The new competition law regime in China has attracted a lot of attention since its adoption last year and entry into force Aug. 1, 2008. The AML itself is rather vague and only provides for general principles. With most implementing rules not yet ready and a near complete lack of previous enforcement experience by the Chinese authorities, the first decisions were eagerly awaited.  

MOFCOM has approved a number of concentrations since the entry into force of the AML. However, this is the first decision to be made public, and MOFCOM has clarified it will usually only publish conditional approvals or prohibitions of concentrations. The decision, together with some guidance on merger review published by MOFCOM on its website, will allow companies and their advisers to get a feel for the enforcement of merger control in China and the procedure involved.  

MOFCOM set out its decision in a one-page document briefly stating the conditions imposed on the parties. InBev is required:  

  • Not to increase Anheuser-Busch’s existing 27 percent shareholding in Tsingtao Brewery
  • To inform MOFCOM if there is any change to its controlling shareholders in a timely manner
  • Not to increase InBev’s existing 28.56 percent shareholding in Zhujiang Brewery
  • Not to acquire shares in China Resources Snow Brewery and Beijing Yanjing Brewery  

Imposing conditions for merger clearance is nothing new. The paradox, however, lies with the fact that MOFCOM’s assessment found that the acquisition will not distort competition in the beer market in China. The conditions were justified to ensure that no further acquisitions take place that may deteriorate the competitive structure of the market in the future.  

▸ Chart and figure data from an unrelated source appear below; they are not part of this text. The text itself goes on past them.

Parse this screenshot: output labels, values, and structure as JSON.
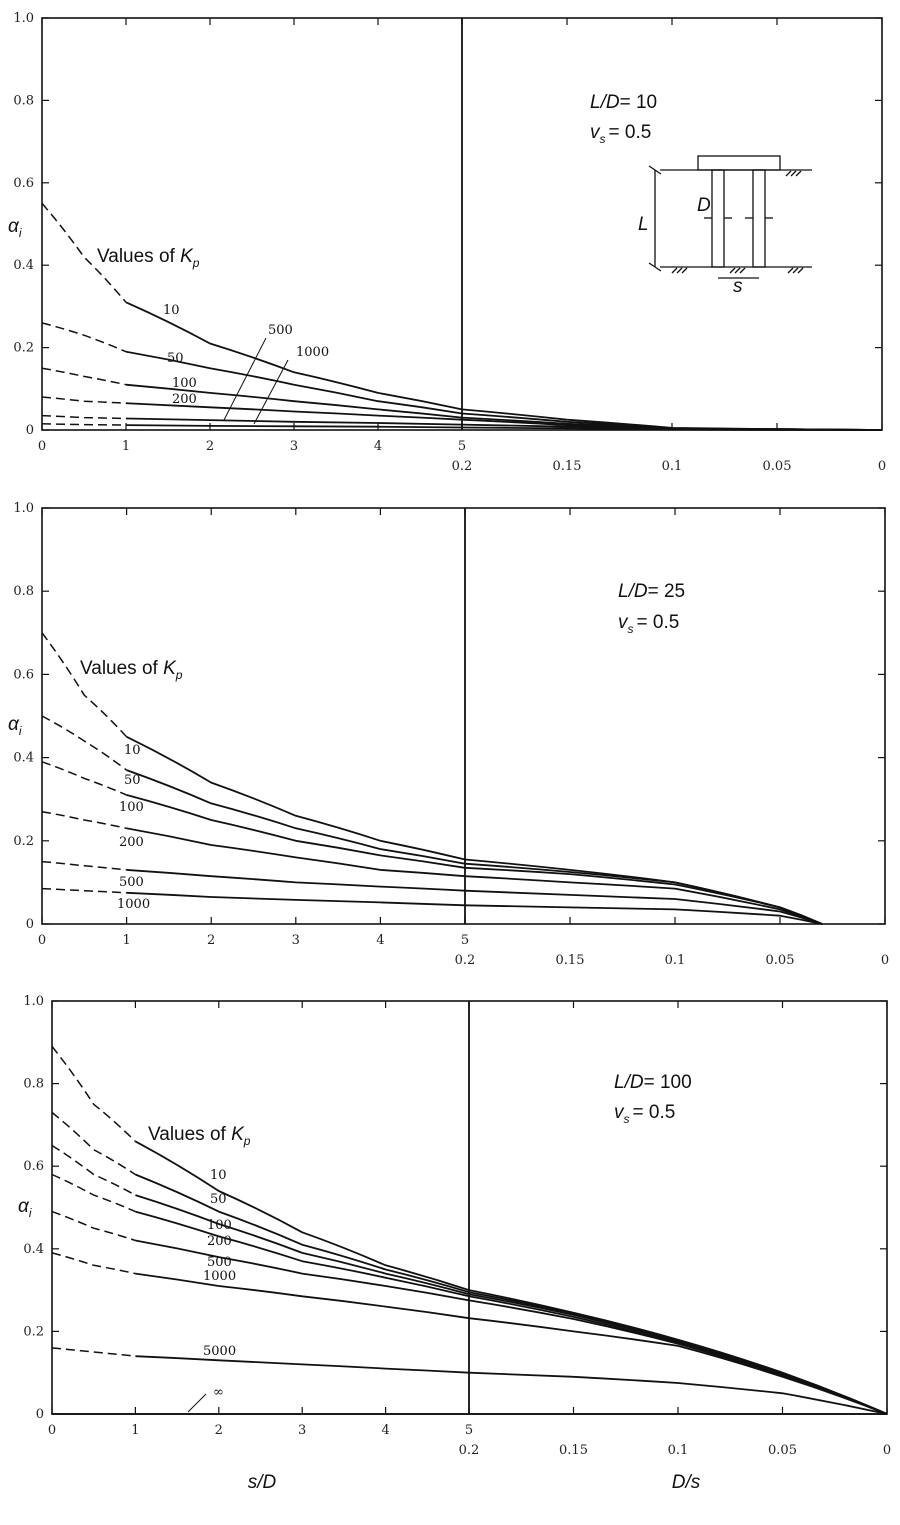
{
  "chart_data": [
    {
      "type": "line",
      "title": "",
      "xlabel": "",
      "x2label": "",
      "ylabel": "αi",
      "annotation": {
        "ratio_label": "L/D",
        "ratio_value": "= 10",
        "nu_label": "vs",
        "nu_value": "= 0.5"
      },
      "kp_label": "Values of Kp",
      "ylim": [
        0,
        1.0
      ],
      "xlim_s_over_D": [
        0,
        5
      ],
      "xlim_D_over_s": [
        0.2,
        0
      ],
      "yticks": [
        "0",
        "0.2",
        "0.4",
        "0.6",
        "0.8",
        "1.0"
      ],
      "xticks_left": [
        "0",
        "1",
        "2",
        "3",
        "4",
        "5"
      ],
      "xticks_right": [
        "0.2",
        "0.15",
        "0.1",
        "0.05",
        "0"
      ],
      "sketch": {
        "cap_label": "L",
        "d_label": "D",
        "s_label": "s"
      },
      "series": [
        {
          "name": "10",
          "values": [
            [
              0,
              0.55
            ],
            [
              0.5,
              0.42
            ],
            [
              1,
              0.31
            ],
            [
              2,
              0.21
            ],
            [
              3,
              0.14
            ],
            [
              4,
              0.09
            ],
            [
              5,
              0.05
            ],
            [
              0.15,
              0.025
            ],
            [
              0.1,
              0.005
            ],
            [
              0.05,
              0.002
            ],
            [
              0,
              0.0
            ]
          ]
        },
        {
          "name": "50",
          "values": [
            [
              0,
              0.26
            ],
            [
              0.5,
              0.23
            ],
            [
              1,
              0.19
            ],
            [
              2,
              0.15
            ],
            [
              3,
              0.11
            ],
            [
              4,
              0.07
            ],
            [
              5,
              0.04
            ],
            [
              0.15,
              0.02
            ],
            [
              0.1,
              0.004
            ],
            [
              0.05,
              0.002
            ],
            [
              0,
              0.0
            ]
          ]
        },
        {
          "name": "100",
          "values": [
            [
              0,
              0.15
            ],
            [
              0.5,
              0.13
            ],
            [
              1,
              0.11
            ],
            [
              2,
              0.09
            ],
            [
              3,
              0.07
            ],
            [
              4,
              0.05
            ],
            [
              5,
              0.03
            ],
            [
              0.15,
              0.015
            ],
            [
              0.1,
              0.004
            ],
            [
              0.05,
              0.002
            ],
            [
              0,
              0.0
            ]
          ]
        },
        {
          "name": "200",
          "values": [
            [
              0,
              0.08
            ],
            [
              0.5,
              0.07
            ],
            [
              1,
              0.065
            ],
            [
              2,
              0.055
            ],
            [
              3,
              0.045
            ],
            [
              4,
              0.035
            ],
            [
              5,
              0.025
            ],
            [
              0.15,
              0.012
            ],
            [
              0.1,
              0.003
            ],
            [
              0.05,
              0.002
            ],
            [
              0,
              0.0
            ]
          ]
        },
        {
          "name": "500",
          "values": [
            [
              0,
              0.035
            ],
            [
              0.5,
              0.03
            ],
            [
              1,
              0.028
            ],
            [
              2,
              0.024
            ],
            [
              3,
              0.02
            ],
            [
              4,
              0.017
            ],
            [
              5,
              0.013
            ],
            [
              0.15,
              0.008
            ],
            [
              0.1,
              0.002
            ],
            [
              0.05,
              0.001
            ],
            [
              0,
              0.0
            ]
          ]
        },
        {
          "name": "1000",
          "values": [
            [
              0,
              0.015
            ],
            [
              0.5,
              0.013
            ],
            [
              1,
              0.012
            ],
            [
              2,
              0.01
            ],
            [
              3,
              0.009
            ],
            [
              4,
              0.008
            ],
            [
              5,
              0.006
            ],
            [
              0.15,
              0.004
            ],
            [
              0.1,
              0.001
            ],
            [
              0.05,
              0.0
            ],
            [
              0,
              0.0
            ]
          ]
        }
      ]
    },
    {
      "type": "line",
      "title": "",
      "xlabel": "",
      "x2label": "",
      "ylabel": "αi",
      "annotation": {
        "ratio_label": "L/D",
        "ratio_value": "= 25",
        "nu_label": "vs",
        "nu_value": "= 0.5"
      },
      "kp_label": "Values of Kp",
      "ylim": [
        0,
        1.0
      ],
      "xlim_s_over_D": [
        0,
        5
      ],
      "xlim_D_over_s": [
        0.2,
        0
      ],
      "yticks": [
        "0",
        "0.2",
        "0.4",
        "0.6",
        "0.8",
        "1.0"
      ],
      "xticks_left": [
        "0",
        "1",
        "2",
        "3",
        "4",
        "5"
      ],
      "xticks_right": [
        "0.2",
        "0.15",
        "0.1",
        "0.05",
        "0"
      ],
      "series": [
        {
          "name": "10",
          "values": [
            [
              0,
              0.7
            ],
            [
              0.5,
              0.55
            ],
            [
              1,
              0.45
            ],
            [
              2,
              0.34
            ],
            [
              3,
              0.26
            ],
            [
              4,
              0.2
            ],
            [
              5,
              0.155
            ],
            [
              0.15,
              0.13
            ],
            [
              0.1,
              0.1
            ],
            [
              0.05,
              0.04
            ],
            [
              0.03,
              0.0
            ]
          ]
        },
        {
          "name": "50",
          "values": [
            [
              0,
              0.5
            ],
            [
              0.5,
              0.44
            ],
            [
              1,
              0.37
            ],
            [
              2,
              0.29
            ],
            [
              3,
              0.23
            ],
            [
              4,
              0.18
            ],
            [
              5,
              0.145
            ],
            [
              0.15,
              0.125
            ],
            [
              0.1,
              0.1
            ],
            [
              0.05,
              0.04
            ],
            [
              0.03,
              0.0
            ]
          ]
        },
        {
          "name": "100",
          "values": [
            [
              0,
              0.39
            ],
            [
              0.5,
              0.35
            ],
            [
              1,
              0.31
            ],
            [
              2,
              0.25
            ],
            [
              3,
              0.2
            ],
            [
              4,
              0.165
            ],
            [
              5,
              0.135
            ],
            [
              0.15,
              0.12
            ],
            [
              0.1,
              0.095
            ],
            [
              0.05,
              0.04
            ],
            [
              0.03,
              0.0
            ]
          ]
        },
        {
          "name": "200",
          "values": [
            [
              0,
              0.27
            ],
            [
              0.5,
              0.25
            ],
            [
              1,
              0.23
            ],
            [
              2,
              0.19
            ],
            [
              3,
              0.16
            ],
            [
              4,
              0.13
            ],
            [
              5,
              0.115
            ],
            [
              0.15,
              0.1
            ],
            [
              0.1,
              0.085
            ],
            [
              0.05,
              0.035
            ],
            [
              0.03,
              0.0
            ]
          ]
        },
        {
          "name": "500",
          "values": [
            [
              0,
              0.15
            ],
            [
              0.5,
              0.14
            ],
            [
              1,
              0.13
            ],
            [
              2,
              0.115
            ],
            [
              3,
              0.1
            ],
            [
              4,
              0.09
            ],
            [
              5,
              0.08
            ],
            [
              0.15,
              0.07
            ],
            [
              0.1,
              0.06
            ],
            [
              0.05,
              0.03
            ],
            [
              0.03,
              0.0
            ]
          ]
        },
        {
          "name": "1000",
          "values": [
            [
              0,
              0.085
            ],
            [
              0.5,
              0.08
            ],
            [
              1,
              0.075
            ],
            [
              2,
              0.065
            ],
            [
              3,
              0.058
            ],
            [
              4,
              0.052
            ],
            [
              5,
              0.045
            ],
            [
              0.15,
              0.04
            ],
            [
              0.1,
              0.035
            ],
            [
              0.05,
              0.02
            ],
            [
              0.03,
              0.0
            ]
          ]
        }
      ]
    },
    {
      "type": "line",
      "title": "",
      "xlabel": "s/D",
      "x2label": "D/s",
      "ylabel": "αi",
      "annotation": {
        "ratio_label": "L/D",
        "ratio_value": "= 100",
        "nu_label": "vs",
        "nu_value": "= 0.5"
      },
      "kp_label": "Values of Kp",
      "ylim": [
        0,
        1.0
      ],
      "xlim_s_over_D": [
        0,
        5
      ],
      "xlim_D_over_s": [
        0.2,
        0
      ],
      "yticks": [
        "0",
        "0.2",
        "0.4",
        "0.6",
        "0.8",
        "1.0"
      ],
      "xticks_left": [
        "0",
        "1",
        "2",
        "3",
        "4",
        "5"
      ],
      "xticks_right": [
        "0.2",
        "0.15",
        "0.1",
        "0.05",
        "0"
      ],
      "series": [
        {
          "name": "10",
          "values": [
            [
              0,
              0.89
            ],
            [
              0.5,
              0.75
            ],
            [
              1,
              0.66
            ],
            [
              2,
              0.54
            ],
            [
              3,
              0.44
            ],
            [
              4,
              0.36
            ],
            [
              5,
              0.3
            ],
            [
              0.15,
              0.245
            ],
            [
              0.1,
              0.18
            ],
            [
              0.05,
              0.1
            ],
            [
              0,
              0.0
            ]
          ]
        },
        {
          "name": "50",
          "values": [
            [
              0,
              0.73
            ],
            [
              0.5,
              0.64
            ],
            [
              1,
              0.58
            ],
            [
              2,
              0.49
            ],
            [
              3,
              0.41
            ],
            [
              4,
              0.35
            ],
            [
              5,
              0.295
            ],
            [
              0.15,
              0.243
            ],
            [
              0.1,
              0.178
            ],
            [
              0.05,
              0.1
            ],
            [
              0,
              0.0
            ]
          ]
        },
        {
          "name": "100",
          "values": [
            [
              0,
              0.65
            ],
            [
              0.5,
              0.58
            ],
            [
              1,
              0.53
            ],
            [
              2,
              0.46
            ],
            [
              3,
              0.39
            ],
            [
              4,
              0.34
            ],
            [
              5,
              0.29
            ],
            [
              0.15,
              0.24
            ],
            [
              0.1,
              0.175
            ],
            [
              0.05,
              0.098
            ],
            [
              0,
              0.0
            ]
          ]
        },
        {
          "name": "200",
          "values": [
            [
              0,
              0.58
            ],
            [
              0.5,
              0.53
            ],
            [
              1,
              0.49
            ],
            [
              2,
              0.43
            ],
            [
              3,
              0.37
            ],
            [
              4,
              0.33
            ],
            [
              5,
              0.285
            ],
            [
              0.15,
              0.235
            ],
            [
              0.1,
              0.172
            ],
            [
              0.05,
              0.095
            ],
            [
              0,
              0.0
            ]
          ]
        },
        {
          "name": "500",
          "values": [
            [
              0,
              0.49
            ],
            [
              0.5,
              0.45
            ],
            [
              1,
              0.42
            ],
            [
              2,
              0.38
            ],
            [
              3,
              0.34
            ],
            [
              4,
              0.31
            ],
            [
              5,
              0.275
            ],
            [
              0.15,
              0.23
            ],
            [
              0.1,
              0.17
            ],
            [
              0.05,
              0.092
            ],
            [
              0,
              0.0
            ]
          ]
        },
        {
          "name": "1000",
          "values": [
            [
              0,
              0.39
            ],
            [
              0.5,
              0.36
            ],
            [
              1,
              0.34
            ],
            [
              2,
              0.31
            ],
            [
              3,
              0.285
            ],
            [
              4,
              0.26
            ],
            [
              5,
              0.232
            ],
            [
              0.15,
              0.2
            ],
            [
              0.1,
              0.165
            ],
            [
              0.05,
              0.09
            ],
            [
              0,
              0.0
            ]
          ]
        },
        {
          "name": "5000",
          "values": [
            [
              0,
              0.16
            ],
            [
              0.5,
              0.15
            ],
            [
              1,
              0.14
            ],
            [
              2,
              0.13
            ],
            [
              3,
              0.12
            ],
            [
              4,
              0.11
            ],
            [
              5,
              0.1
            ],
            [
              0.15,
              0.09
            ],
            [
              0.1,
              0.075
            ],
            [
              0.05,
              0.05
            ],
            [
              0,
              0.0
            ]
          ]
        },
        {
          "name": "∞",
          "values": [
            [
              0,
              0.0
            ],
            [
              1,
              0.0
            ],
            [
              2,
              0.0
            ],
            [
              3,
              0.0
            ],
            [
              4,
              0.0
            ],
            [
              5,
              0.0
            ],
            [
              0.15,
              0.0
            ],
            [
              0.1,
              0.0
            ],
            [
              0.05,
              0.0
            ],
            [
              0,
              0.0
            ]
          ]
        }
      ]
    }
  ]
}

MOFCOM has indicated that its approach to merger control is not only to contribute to the normal operation of markets, but also to the healthy development of enterprises. Preserving a “competitive” market structure has always been a concern to competition law enforcers, but imposing conditions on future acquisitions for unproblematic transactions appears little, if at all, justified on competition grounds. Businesses trying to acquire companies in China will now have to plan their future acquisition strategy carefully, including the potential impact on other business activities in China.  

Although MOFCOM has been conscious of the timeline provided for in the AML, it took several submissions of supplemental information before the preliminary review could be commenced for InBev. MOFCOM has stated it is currently working on detailed implementation rules to clarify the material required to be submitted to it for merger review. In the meantime, it is possible to submit questions in writing to MOFCOM for clarification, or refer to the notification guidelines under the older “Rules of Foreign Investors’ Acquisition of Domestic Enterprises.”  

Another point that emerged from the InBev decision was the role that competitors and other industry players may play in the competition assessment process. During the review, MOFCOM engaged in extensive consultations with other government departments, beer industry associations, domestic beer manufacturers, manufacturers of beer ingredients, and beer distributors. This is not uncommon practice, but it remains to be seen how important an involvement and influence third parties may have in the merger review process in China.  

The AML and merger control enforcement in China are still at a very early stage. The InBev decision is, however, sending worrying signals of competition law serving as a guise for industrial policy planning and national protectionism, and it is hoped that this will not become a generalized trend of competition law enforcement in China.